‘We have murder by the throat’

editor

So claimed British Prime Minister David Lloyd George in a speech at London’s Guildhall on 9 November 1920 in response to the IRA’s escalating guerrilla war. Already, in September, the demoralised and depleted RIC had been augmented by Auxiliary Cadets in an effort to counter IRA flying columns and ‘fight fire with fire’. And in the following month, in a foreshadowing of the partition made explicit by the enactment of the Government of Ireland Bill on 23 December (pp 38–41), a Special Constabulary recruited largely from the Ulster Volunteer Force was established for the six north-eastern counties of Ulster, adding further fuel to the flames of that region’s escalating sectarian violence (p. 12). In addition, the British reorganised their intelligence system under the leadership of Brig.-Gen. Ormonde Winter, appointed the previous May (pp 34–6).
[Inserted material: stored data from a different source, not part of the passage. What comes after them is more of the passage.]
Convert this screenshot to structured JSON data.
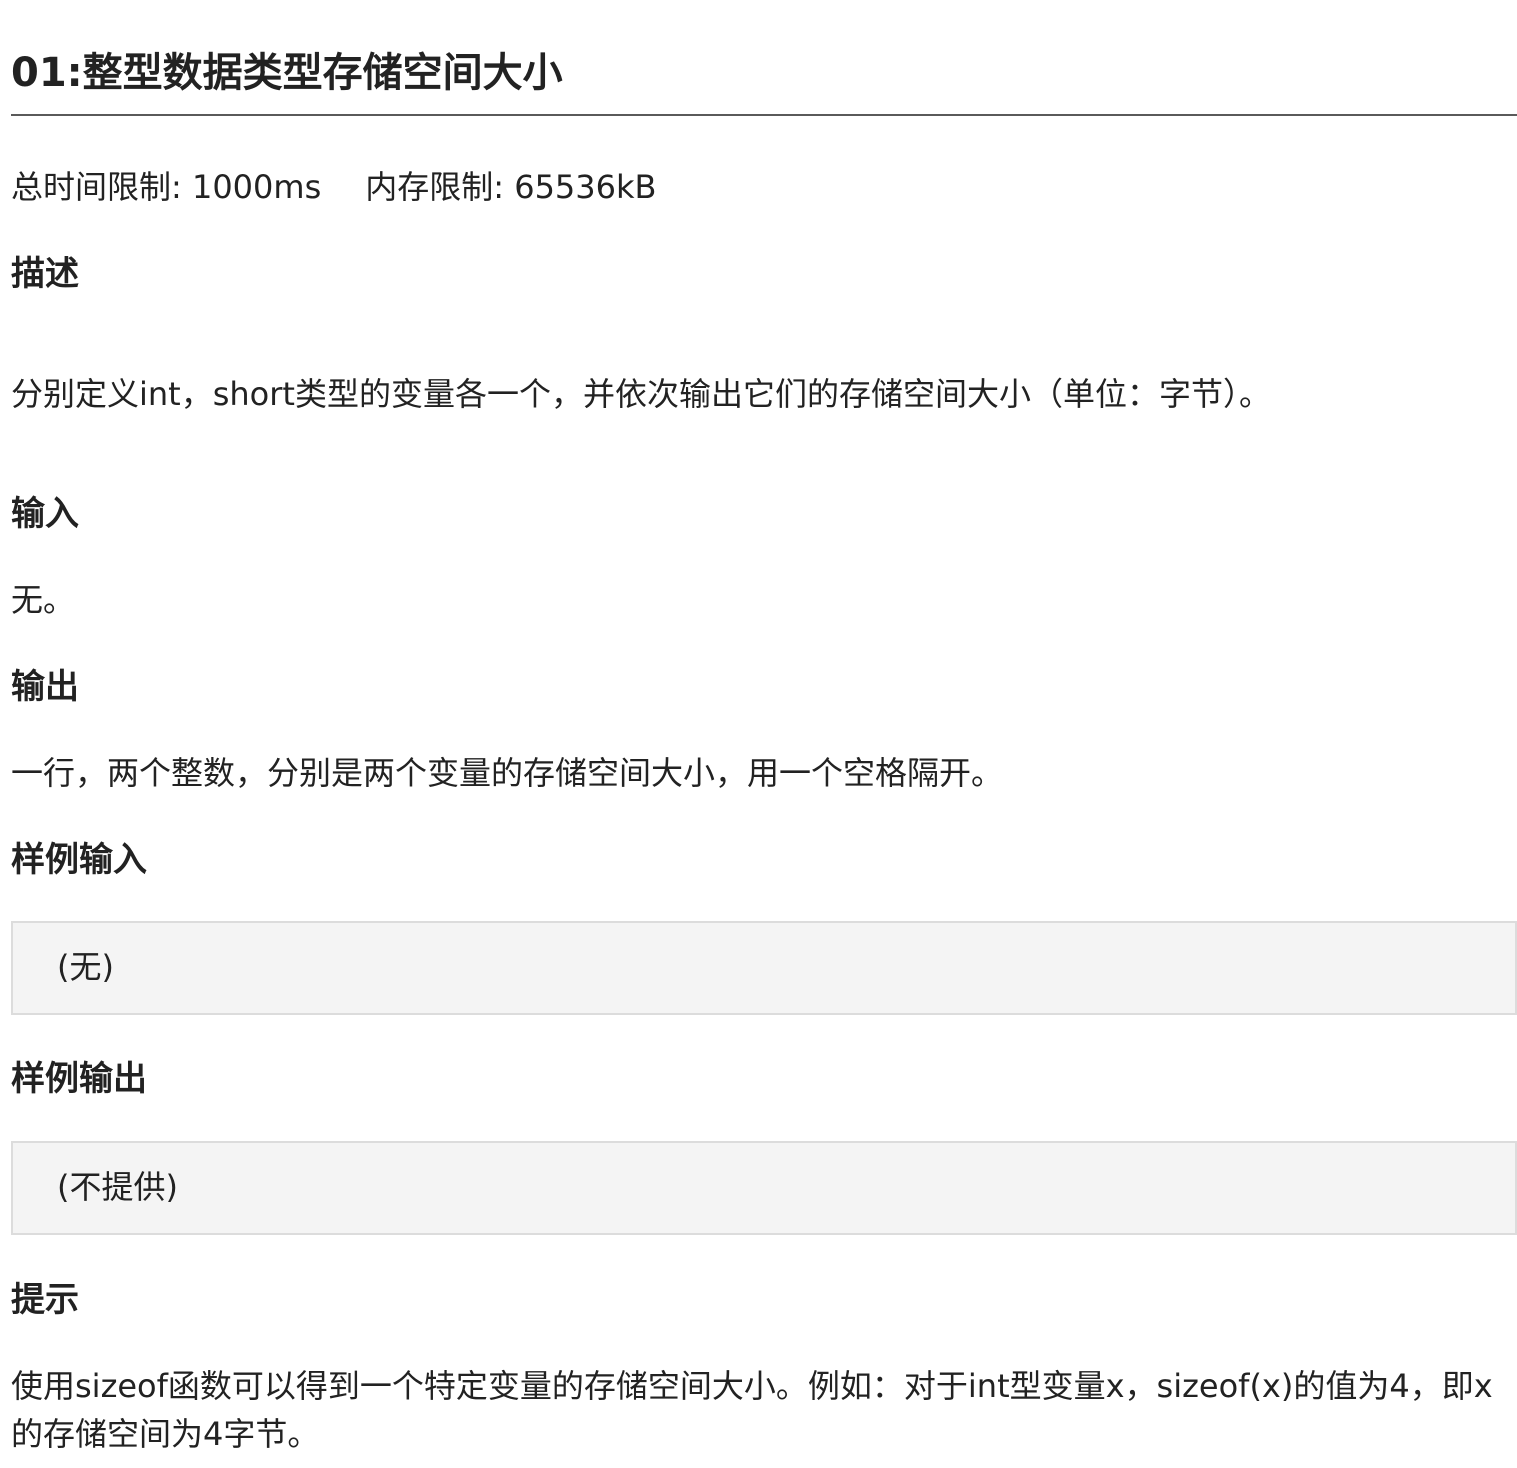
{
  "problem": {
    "title": "01:整型数据类型存储空间大小",
    "time_limit": "总时间限制: 1000ms",
    "memory_limit": "内存限制: 65536kB"
  },
  "sections": {
    "description": {
      "heading": "描述",
      "text": "分别定义int，short类型的变量各一个，并依次输出它们的存储空间大小（单位：字节）。"
    },
    "input": {
      "heading": "输入",
      "text": "无。"
    },
    "output": {
      "heading": "输出",
      "text": "一行，两个整数，分别是两个变量的存储空间大小，用一个空格隔开。"
    },
    "sample_input": {
      "heading": "样例输入",
      "content": "(无)"
    },
    "sample_output": {
      "heading": "样例输出",
      "content": "(不提供)"
    },
    "hint": {
      "heading": "提示",
      "text": "使用sizeof函数可以得到一个特定变量的存储空间大小。例如：对于int型变量x，sizeof(x)的值为4，即x的存储空间为4字节。"
    }
  }
}
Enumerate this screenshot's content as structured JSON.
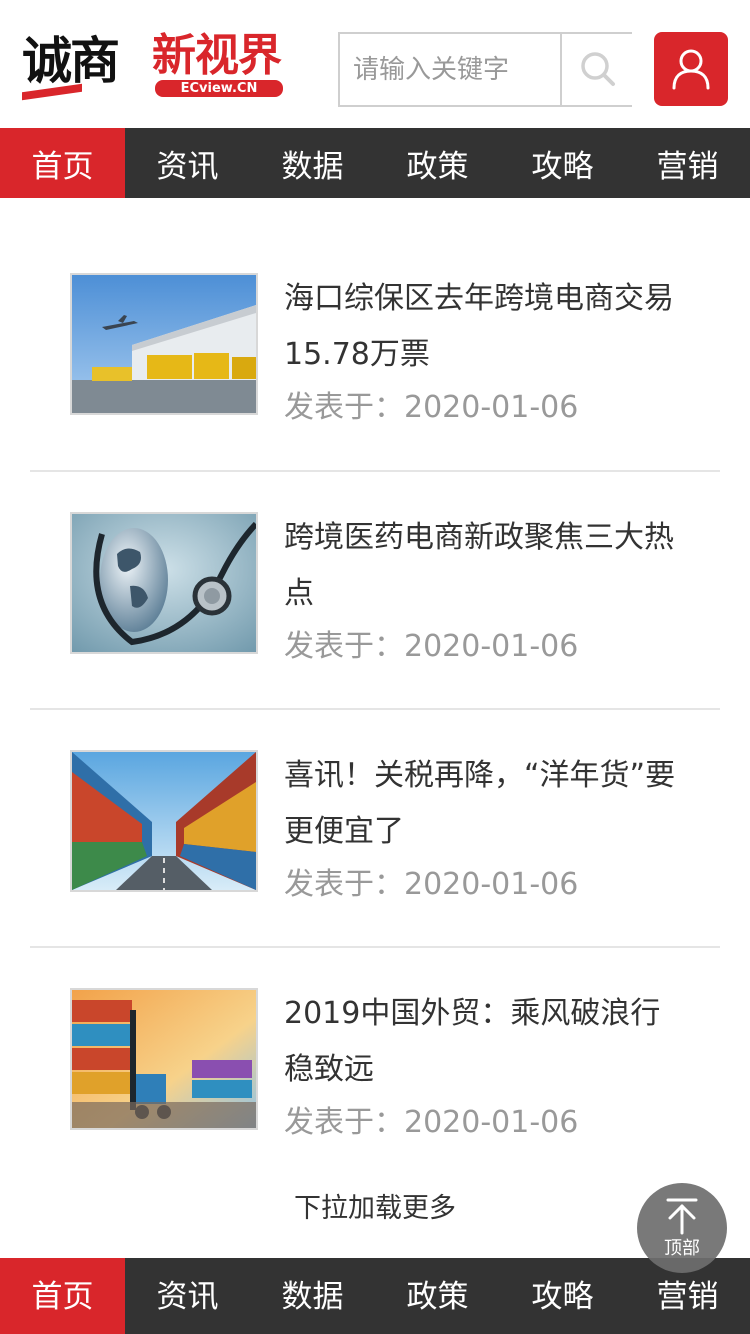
{
  "header": {
    "logo_main": "诚商",
    "logo_red": "新视界",
    "logo_badge": "ECview.CN",
    "search_placeholder": "请输入关键字"
  },
  "nav": {
    "items": [
      "首页",
      "资讯",
      "数据",
      "政策",
      "攻略",
      "营销"
    ],
    "active": "首页"
  },
  "articles": [
    {
      "title": "海口综保区去年跨境电商交易15.78万票",
      "date_prefix": "发表于：",
      "date": "2020-01-06",
      "thumb": "warehouse-airplane-image"
    },
    {
      "title": "跨境医药电商新政聚焦三大热点",
      "date_prefix": "发表于：",
      "date": "2020-01-06",
      "thumb": "globe-stethoscope-image"
    },
    {
      "title": "喜讯！关税再降，“洋年货”要更便宜了",
      "date_prefix": "发表于：",
      "date": "2020-01-06",
      "thumb": "container-road-image"
    },
    {
      "title": "2019中国外贸：乘风破浪行稳致远",
      "date_prefix": "发表于：",
      "date": "2020-01-06",
      "thumb": "container-forklift-image"
    }
  ],
  "load_more": "下拉加载更多",
  "back_to_top": "顶部",
  "colors": {
    "accent": "#d9262b",
    "nav_bg": "#333333",
    "muted_text": "#999999"
  }
}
There seemed good grounds for Lloyd George’s boast, but within weeks Winter’s intelligence network was delivered a severe blow by a series of surgical strikes by the IRA on the morning of 21 November (p. 70), and a week later an entire Auxiliary column was wiped out at Kilmichael (pp 30–3). Increasingly the British response was one of indiscriminate reprisals, like the shooting of innocent civilians at Croke Park on 21 November (p. 37) or the burning of Cork on 11 December (p. 49), confirming a pattern already established by the sack of Balbriggan on 20 September. According to a statement issued by President Michael D. Higgins marking its centenary, that the sack of Balbriggan

‘… was an act of collective punishment, a reprisal, a term that would become the mark of a policy aimed at subjugation, installation of fear in a public that had in its midst those who sought independence. … If we are to be serious about ethical remembrance and the creation of diverse, complex, shared memory at peace with the past in the interest of a present or a future understanding, it is important to recognize these facts. It constitutes a prerequisite for any meaningful healing.’